75 thoughts on “Lying To Us To Make Us Feel Better: Those Fake Crosswalk Buttons

  1. Fair enough Steve.
    I certainly do admit there are deplorables out there; or perhaps more often people are just ….: “as sharp as a hundred pounds of wet leather.” to quote Foghorn Leghorn.

    A similar situation to those you describe happens every time a plane lands. Everyone jumps up and stands in the isle (I have done this when I twitched a nerve in my back and just couldn’t bear to sit any longer btw) then as soon as the doors open they all rush to the bag pickup and stand so close that no one can see their bag, and you have to elbow your way through when you do spot it.

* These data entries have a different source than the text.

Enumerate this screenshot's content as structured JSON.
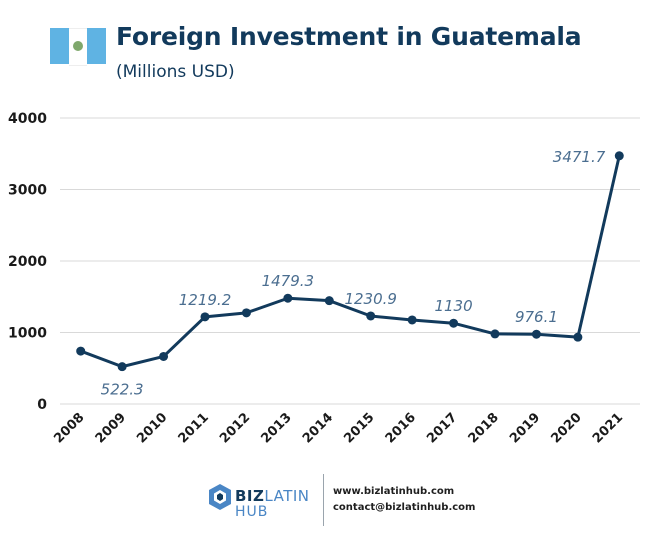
{
  "header": {
    "title": "Foreign Investment in Guatemala",
    "subtitle": "(Millions USD)"
  },
  "colors": {
    "primary": "#123a5c",
    "label": "#4b6e90",
    "grid": "#d9d9d9",
    "flag_blue": "#5fb3e3",
    "flag_white": "#ffffff",
    "emblem": "#7fa86c"
  },
  "chart_data": {
    "type": "line",
    "title": "Foreign Investment in Guatemala",
    "subtitle": "(Millions USD)",
    "xlabel": "",
    "ylabel": "",
    "ylim": [
      0,
      4000
    ],
    "yticks": [
      0,
      1000,
      2000,
      3000,
      4000
    ],
    "grid": true,
    "categories": [
      "2008",
      "2009",
      "2010",
      "2011",
      "2012",
      "2013",
      "2014",
      "2015",
      "2016",
      "2017",
      "2018",
      "2019",
      "2020",
      "2021"
    ],
    "values": [
      740,
      522.3,
      665,
      1219.2,
      1275,
      1479.3,
      1445,
      1230.9,
      1175,
      1130,
      980,
      976.1,
      935,
      3471.7
    ],
    "data_labels": [
      {
        "index": 1,
        "text": "522.3",
        "placement": "below"
      },
      {
        "index": 3,
        "text": "1219.2",
        "placement": "above"
      },
      {
        "index": 5,
        "text": "1479.3",
        "placement": "above"
      },
      {
        "index": 7,
        "text": "1230.9",
        "placement": "above"
      },
      {
        "index": 9,
        "text": "1130",
        "placement": "above"
      },
      {
        "index": 11,
        "text": "976.1",
        "placement": "above"
      },
      {
        "index": 13,
        "text": "3471.7",
        "placement": "left"
      }
    ]
  },
  "footer": {
    "logo_word1": "BIZ",
    "logo_word2": "LATIN",
    "logo_word3": "HUB",
    "website": "www.bizlatinhub.com",
    "email": "contact@bizlatinhub.com"
  }
}
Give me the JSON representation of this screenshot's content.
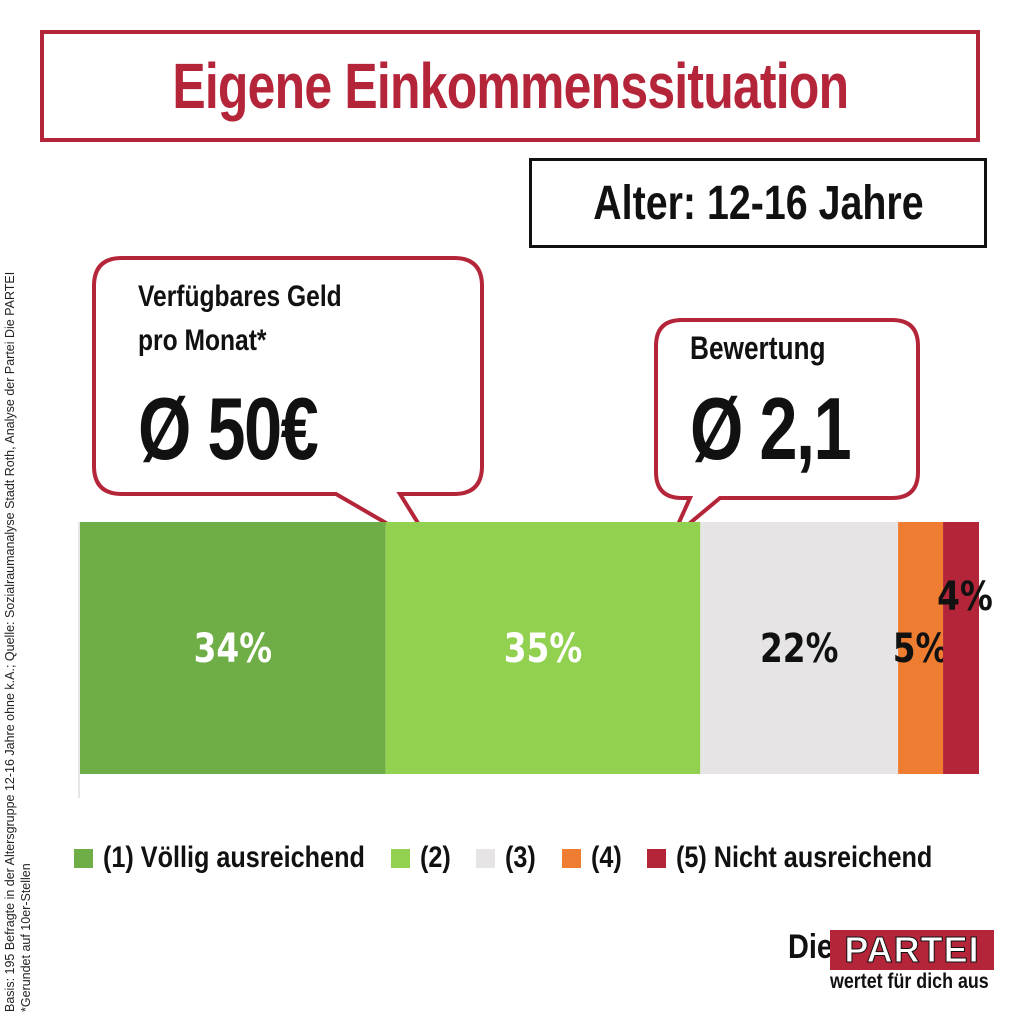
{
  "title": "Eigene Einkommenssituation",
  "subtitle": "Alter: 12-16 Jahre",
  "side_note": {
    "line1": "Basis: 195 Befragte in der Altersgruppe  12-16 Jahre ohne k.A.; Quelle: Sozialraumanalyse  Stadt Roth, Analyse der Partei Die PARTEI",
    "line2": "*Gerundet auf 10er-Stellen"
  },
  "callouts": {
    "money": {
      "label_line1": "Verfügbares Geld",
      "label_line2": "pro Monat*",
      "value": "Ø 50€"
    },
    "rating": {
      "label": "Bewertung",
      "value": "Ø 2,1"
    }
  },
  "chart_data": {
    "type": "bar",
    "orientation": "horizontal-stacked-100",
    "categories": [
      "(1) Völlig ausreichend",
      "(2)",
      "(3)",
      "(4)",
      "(5) Nicht ausreichend"
    ],
    "values": [
      34,
      35,
      22,
      5,
      4
    ],
    "labels": [
      "34%",
      "35%",
      "22%",
      "5%",
      "4%"
    ],
    "colors": [
      "#6fae46",
      "#92d050",
      "#e6e4e5",
      "#ee7d31",
      "#b5253a"
    ],
    "label_colors": [
      "#ffffff",
      "#ffffff",
      "#111111",
      "#111111",
      "#111111"
    ],
    "xlim": [
      0,
      100
    ],
    "legend_position": "bottom"
  },
  "logo": {
    "die": "Die",
    "partei": "PARTEI",
    "tagline": "wertet für dich aus"
  }
}
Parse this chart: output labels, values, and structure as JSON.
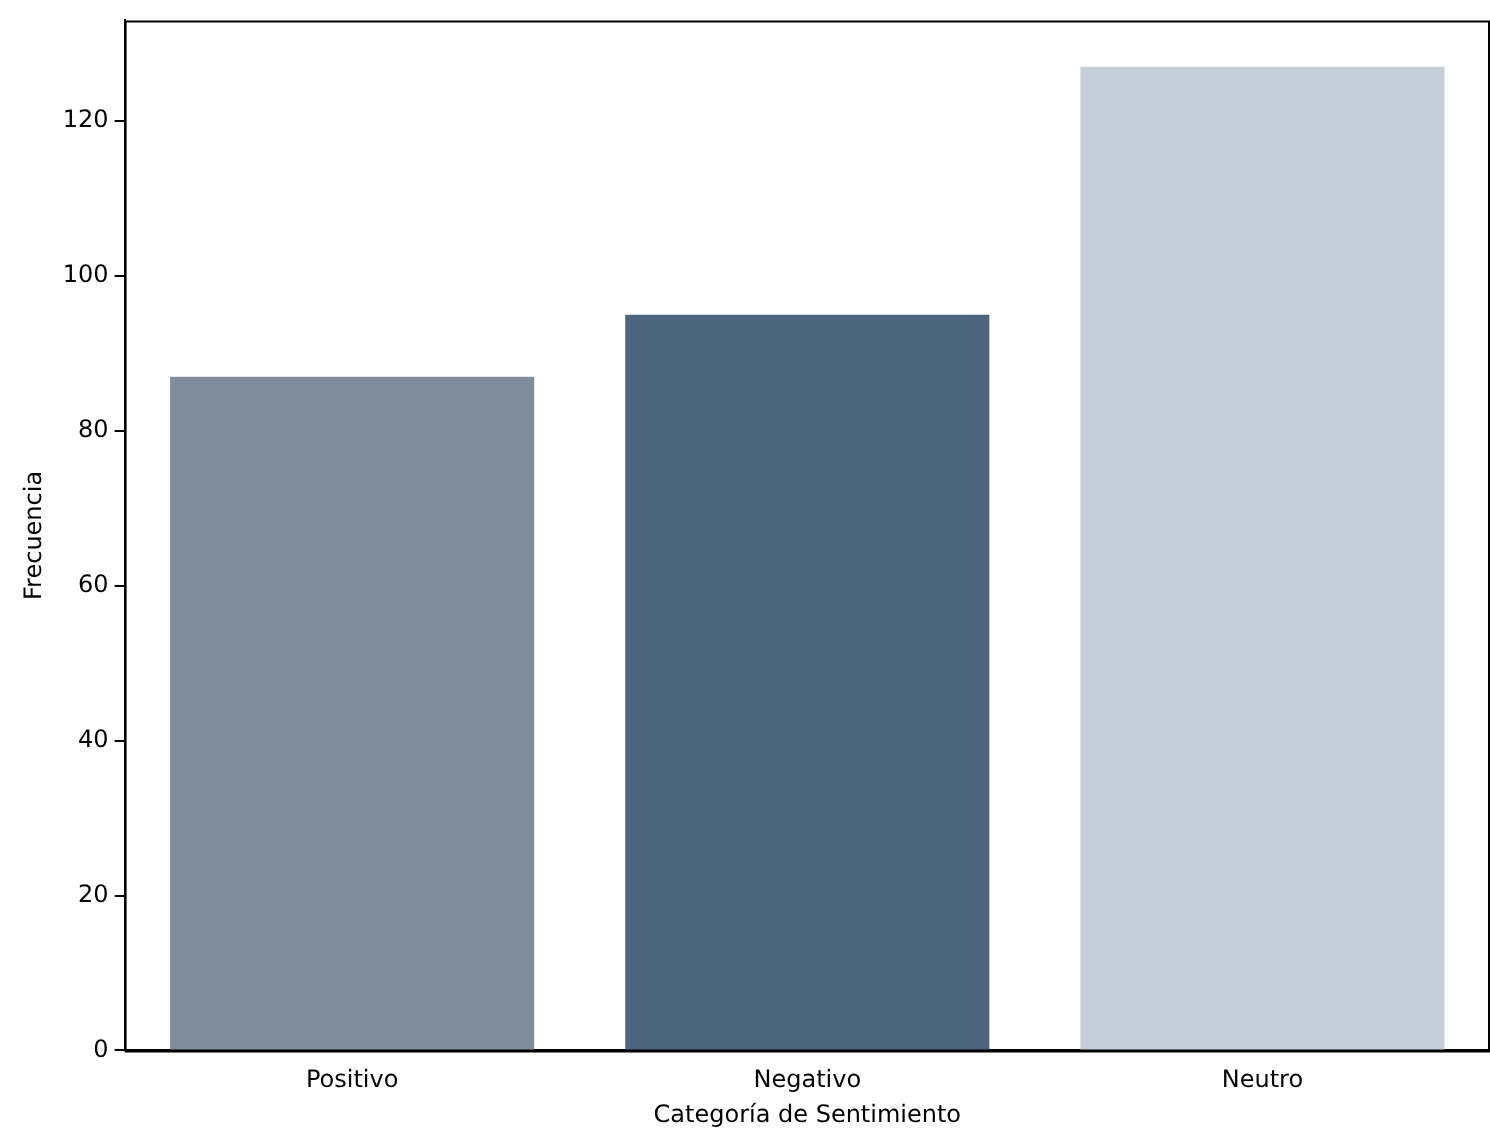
{
  "chart_data": {
    "type": "bar",
    "xlabel": "Categoría de Sentimiento",
    "ylabel": "Frecuencia",
    "categories": [
      "Positivo",
      "Negativo",
      "Neutro"
    ],
    "values": [
      87,
      95,
      127
    ],
    "colors": [
      "#7f8c9c",
      "#4e6580",
      "#c6ced7"
    ],
    "ylim": [
      0,
      133
    ],
    "yticks": [
      0,
      20,
      40,
      60,
      80,
      100,
      120
    ],
    "grid": false,
    "legend": false
  }
}
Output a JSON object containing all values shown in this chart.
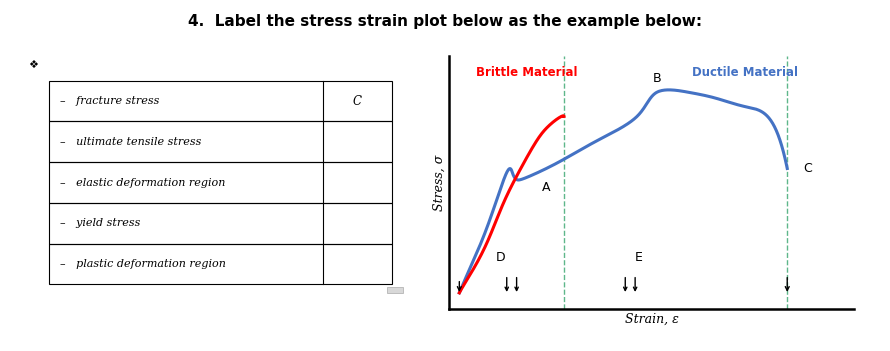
{
  "title": "4.  Label the stress strain plot below as the example below:",
  "title_fontsize": 11,
  "table_rows": [
    [
      "–   fracture stress",
      "C"
    ],
    [
      "–   ultimate tensile stress",
      ""
    ],
    [
      "–   elastic deformation region",
      ""
    ],
    [
      "–   yield stress",
      ""
    ],
    [
      "–   plastic deformation region",
      ""
    ]
  ],
  "brittle_color": "#FF0000",
  "ductile_color": "#4472C4",
  "dashed_color": "#4CAF7D",
  "label_color_brittle": "#FF0000",
  "label_color_ductile": "#4472C4",
  "label_B": "B",
  "label_A": "A",
  "label_C": "C",
  "label_D": "D",
  "label_E": "E",
  "label_brittle": "Brittle Material",
  "label_ductile": "Ductile Material",
  "xlabel": "Strain, ε",
  "ylabel": "Stress, σ",
  "bg_color": "#FFFFFF"
}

    I don’t think this sort of thing is unethical, just thick.

    The fact is, as you have just shown in your reply, most of us bumble through life wrapped up in our own little world and don’t think things through as we ought. I, obviously, didn’t think of some of the situations you mentioned before I flapped my fingers on the keyboard!

        • If today’s “organized touchiness” climate had existed in Leghorn’s heyday, he’d have been shouted down as an EVIL Southern White Bigot/Deplorable/Racist/Supremacist.

          I’m not sure if Miss Prissy would’ve been lauded as a “you go grrl” type or as a stereotyped X-Chromosomal Unit unable to find fulfillment without a husband, the insidiously sinister product of the EVIL White Male Patriarchy’s ongoing “War-on-Women.”

          To which I say:

  2. Reminds me of the time at work I found a bunch of weld defects that turned out to be caused by an operator using incorrect settings on their welder. I told the operator to use the correct settings he argued that it was fine. I could have argued endlessly with that guy about an objective fact but a quicker and more effective solution was to take advantage of a feature of the very modern power supply he was using to make these crappy welds. Since it was connected to the network I just logged into it, set the correct parameters and also set it to ignore the operator inputs, although the knobs still change the display they don’t do anything else. Monstrous I know, especially since I did that to every other power supply that I could. A few days later that operator had me look at one of his welds and said how it was perfect even though he was using his own settings. I couldn’t help but laugh at him.